2. There was a distinct benefit to owning the building (related to #1). Its design contributed to survivability, business continuity and sustainability. The strong wooden tables, the isolated building attributes, the open floor plan. Again, compare the retail experience you see in the photo above with the cramped, high-stacked shelf space of their competitors.
3. The specific contribution of free WiFi and FaceTime service to connect to the outside world. Not cell phone connectivity. Although the reliability of Japanese WiFi services varied in the face of the disaster, I suspect those of us in the U.S. would not do as well. My video conferencing quality-of-service often degrades at 4 p.m. on non-crisis weekdays when school lets out!
These links will acquaint you with Jennifer Leaning, MD, SMH, with whom I studied about a dozen disasters in depth during my MPH training. The course I attended was called Disaster Management 205, and it’s still being taught 20 years later. Not surprisingly, Dr. Leaning led the discussion session of the Harvard coordinated relief effort for the current relief projects in Japan.

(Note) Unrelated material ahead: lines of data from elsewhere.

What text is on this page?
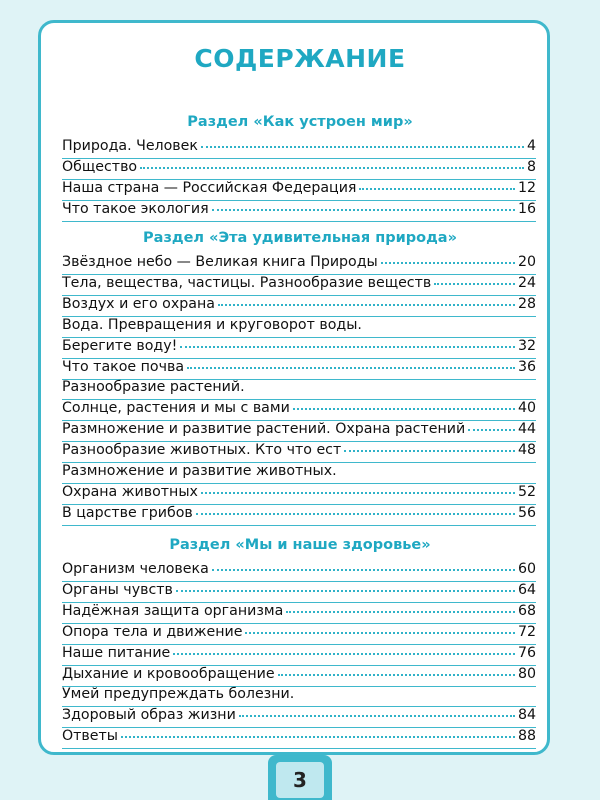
СОДЕРЖАНИЕ
Раздел «Как устроен мир»
Природа. Человек	4
Общество	8
Наша страна — Российская Федерация	12
Что такое экология	16
Раздел «Эта удивительная природа»
Звёздное небо — Великая книга Природы	20
Тела, вещества, частицы. Разнообразие веществ	24
Воздух и его охрана	28
Вода. Превращения и круговорот воды.
Берегите воду!	32
Что такое почва	36
Разнообразие растений.
Солнце, растения и мы с вами	40
Размножение и развитие растений. Охрана растений	44
Разнообразие животных. Кто что ест	48
Размножение и развитие животных.
Охрана животных	52
В царстве грибов	56
Раздел «Мы и наше здоровье»
Организм человека	60
Органы чувств	64
Надёжная защита организма	68
Опора тела и движение	72
Наше питание	76
Дыхание и кровообращение	80
Умей предупреждать болезни.
Здоровый образ жизни	84
Ответы	88
3
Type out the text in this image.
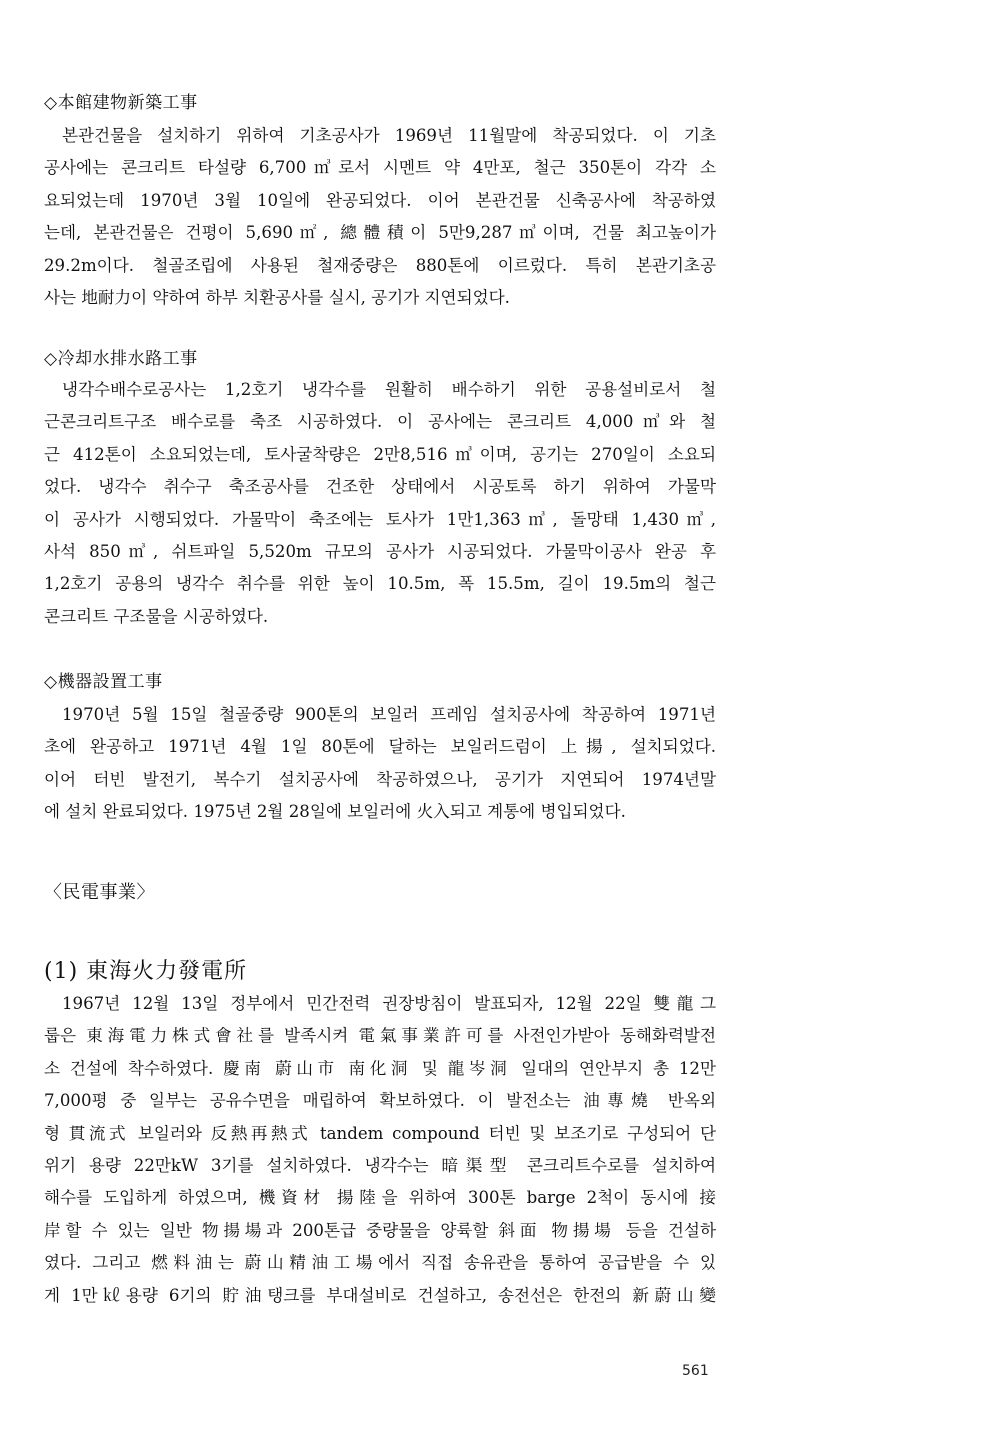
◇本館建物新築工事
본관건물을 설치하기 위하여 기초공사가 1969년 11월말에 착공되었다. 이 기초
공사에는 콘크리트 타설량 6,700㎥로서 시멘트 약 4만포, 철근 350톤이 각각 소
요되었는데 1970년 3월 10일에 완공되었다. 이어 본관건물 신축공사에 착공하였
는데, 본관건물은 건평이 5,690㎡, 總體積이 5만9,287㎥이며, 건물 최고높이가
29.2m이다. 철골조립에 사용된 철재중량은 880톤에 이르렀다. 특히 본관기초공
사는 地耐力이 약하여 하부 치환공사를 실시, 공기가 지연되었다.
◇冷却水排水路工事
냉각수배수로공사는 1,2호기 냉각수를 원활히 배수하기 위한 공용설비로서 철
근콘크리트구조 배수로를 축조 시공하였다. 이 공사에는 콘크리트 4,000㎥와 철
근 412톤이 소요되었는데, 토사굴착량은 2만8,516㎥이며, 공기는 270일이 소요되
었다. 냉각수 취수구 축조공사를 건조한 상태에서 시공토록 하기 위하여 가물막
이 공사가 시행되었다. 가물막이 축조에는 토사가 1만1,363㎥, 돌망태 1,430㎥,
사석 850㎥, 쉬트파일 5,520m 규모의 공사가 시공되었다. 가물막이공사 완공 후
1,2호기 공용의 냉각수 취수를 위한 높이 10.5m, 폭 15.5m, 길이 19.5m의 철근
콘크리트 구조물을 시공하였다.
◇機器設置工事
1970년 5월 15일 철골중량 900톤의 보일러 프레임 설치공사에 착공하여 1971년
초에 완공하고 1971년 4월 1일 80톤에 달하는 보일러드럼이 上揚, 설치되었다.
이어 터빈 발전기, 복수기 설치공사에 착공하였으나, 공기가 지연되어 1974년말
에 설치 완료되었다. 1975년 2월 28일에 보일러에 火入되고 계통에 병입되었다.
〈民電事業〉
(1) 東海火力發電所
1967년 12월 13일 정부에서 민간전력 권장방침이 발표되자, 12월 22일 雙龍그
룹은 東海電力株式會社를 발족시켜 電氣事業許可를 사전인가받아 동해화력발전
소 건설에 착수하였다. 慶南 蔚山市 南化洞 및 龍岑洞 일대의 연안부지 총 12만
7,000평 중 일부는 공유수면을 매립하여 확보하였다. 이 발전소는 油專燒 반옥외
형 貫流式 보일러와 反熱再熱式 tandem compound 터빈 및 보조기로 구성되어 단
위기 용량 22만kW 3기를 설치하였다. 냉각수는 暗渠型 콘크리트수로를 설치하여
해수를 도입하게 하였으며, 機資材 揚陸을 위하여 300톤 barge 2척이 동시에 接
岸할 수 있는 일반 物揚場과 200톤급 중량물을 양륙할 斜面 物揚場 등을 건설하
였다. 그리고 燃料油는 蔚山精油工場에서 직접 송유관을 통하여 공급받을 수 있
게 1만㎘용량 6기의 貯油탱크를 부대설비로 건설하고, 송전선은 한전의 新蔚山變
561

4. The strengths and weaknesses of infrastructure in response to disasters, i.e. Skype, FaceTime, etc., outlined in the account echoed a recurring theme. Mobile communications infrastructure has long played a critical role in responding to disasters. However, 20 years ago, during the course I mentioned, we discussed how U.S. cellphone networks became useless because of saturation issues during a crisis. Protecting the bandwidth for relief workers was not in the design. I am frequently reminded that this still happens on a very regular basis. The only phone my public health physician friends trust is the satellite phone, which requires a line-of-sight to the area of the sky containing the satellite.
On the other hand, last year I discovered how trivially easy and inexpensive it was to add WiFi extenders to bring the Internet to my backyard. But, I digress. For a current review of communication strategies, see the 2009 working paper, "Applying Technology to Crisis Mapping and Early Warning in Humanitarian Settings - Crisis Mapping Working Paper I of III."
5. The "anticipate and contain" mentality of management to quickly stock up on food, chargers, etc., implied forethought. Were they simply executing a pre-scripted plan? Were they composed and improvising? Were they trusting and empowered such that, despite being in survival mode, they were actually following checklists, as well as planning and executing as though they were in growth mode?
What did you learn about crisis management from the earthquake?
“America's health care system is in crisis precisely because we systematically neglect wellness and prevention.”
Your reference to the disaster course you took with me years ago and to current work that HSPH is doing around the disaster in Japan is very generous. I very much appreciate your reference to this work. It is indeed accurate. The disaster course continues as ID 205.
Your comments about corporate disaster preparedness are very well placed. I hope you are well and thriving.
Thank you very much for writing and I send all best wishes.